Officials believe the calls Jeffs made to two approved people on his phone list were broadcast on a speakerphone to his congregation, a violation of the prison phone rules.

"At this point, he's unable to make phone calls pending the outcome of the investigation," Texas Department of Criminal Justice spokesman Jason Clark said Wednesday.

He said the inquiry would likely wrap up within the next week or so. Authorities aren't saying how they found out Jeffs may have been preaching over the phone, but have noted that except for calls to their lawyers, calls made through the inmate telephone system are monitored and recorded.

Jeffs, 56, is serving a life sentence plus 20 years at an East Texas prison for sexually assaulting two of his underage brides. The charges followed a raid in 2008 on a West Texas ranch that's home to followers of his Fundamentalist Church of Jesus Christ of Latter Day Saints.

Each of the Christmas Day calls lasted 15 minutes, the maximum duration before calls are cut off. Clark said the two people Jeffs called have been suspended from his call list, which can contain up to 10 names. They were not identified. Names on inmates' phone lists are not a matter of public record, he said.

People on the list have gone through a registration process and also are made aware of the rules that stipulate the calls must be to a single person, be made to a land line and not to a cell phone and can't be to a business or to an international number.

Clark also said Wednesday that officials have ruled out the possibility Jeffs may have used a smuggled cell phone to make calls.

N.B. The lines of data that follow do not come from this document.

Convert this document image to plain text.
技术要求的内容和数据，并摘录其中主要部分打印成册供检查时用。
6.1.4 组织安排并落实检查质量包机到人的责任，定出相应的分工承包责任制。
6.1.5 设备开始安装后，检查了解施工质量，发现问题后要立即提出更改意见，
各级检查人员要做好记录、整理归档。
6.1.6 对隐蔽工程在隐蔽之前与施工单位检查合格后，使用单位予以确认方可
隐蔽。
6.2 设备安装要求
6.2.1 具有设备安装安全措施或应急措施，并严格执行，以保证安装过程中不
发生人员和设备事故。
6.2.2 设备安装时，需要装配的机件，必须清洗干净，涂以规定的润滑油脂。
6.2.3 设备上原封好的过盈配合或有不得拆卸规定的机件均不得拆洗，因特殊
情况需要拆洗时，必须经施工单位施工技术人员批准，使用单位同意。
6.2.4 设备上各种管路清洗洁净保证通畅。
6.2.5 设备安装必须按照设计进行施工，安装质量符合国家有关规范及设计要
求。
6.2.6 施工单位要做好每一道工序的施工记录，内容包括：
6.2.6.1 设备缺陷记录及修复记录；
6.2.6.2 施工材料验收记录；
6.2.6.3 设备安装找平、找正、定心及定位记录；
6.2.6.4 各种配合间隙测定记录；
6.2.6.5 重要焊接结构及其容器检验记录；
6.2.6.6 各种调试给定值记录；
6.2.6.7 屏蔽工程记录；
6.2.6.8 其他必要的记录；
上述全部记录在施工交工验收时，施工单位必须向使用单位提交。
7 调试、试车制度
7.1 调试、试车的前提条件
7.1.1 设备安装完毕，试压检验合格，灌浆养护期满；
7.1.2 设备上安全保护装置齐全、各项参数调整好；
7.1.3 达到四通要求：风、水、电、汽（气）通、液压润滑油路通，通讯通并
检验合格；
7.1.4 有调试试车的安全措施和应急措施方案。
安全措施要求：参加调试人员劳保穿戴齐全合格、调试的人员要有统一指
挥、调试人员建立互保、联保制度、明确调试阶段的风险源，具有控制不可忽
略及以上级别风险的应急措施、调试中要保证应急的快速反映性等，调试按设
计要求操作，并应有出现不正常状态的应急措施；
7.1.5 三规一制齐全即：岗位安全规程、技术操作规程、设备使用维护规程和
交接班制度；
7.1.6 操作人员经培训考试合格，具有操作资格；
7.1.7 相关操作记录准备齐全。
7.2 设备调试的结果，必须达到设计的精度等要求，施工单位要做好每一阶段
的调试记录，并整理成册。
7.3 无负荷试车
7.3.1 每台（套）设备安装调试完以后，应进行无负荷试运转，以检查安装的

"We've not found any cell phones in his possession," he said

Jeffs is being held in protective custody, meaning he's isolated from other inmates, at the Powledge Unit prison near Palestine, about 140 miles north of Houston.

Former members of his Utah-based Fundamentalist Church of Jesus Christ of Latter Day Saints have said he likely would continue to lead the church from inside prison, and that his followers likely still revere him as a prophet despite the considerable evidence at his trial showing he sexually assaulted young girls.

Prosecutors at his August trial used DNA evidence to show Jeffs fathered a child with a 15-year-old and played an audio recording of what they said was him sexually assaulting a 12-year-old.

Jeffs, who has no lawyer, faced a bigamy trial next month although prosecutors have asked it be delayed until late in the year since he's already locked up with a lengthy sentence. The bigamy charges are related to one of the two underage girls in the August assault trial.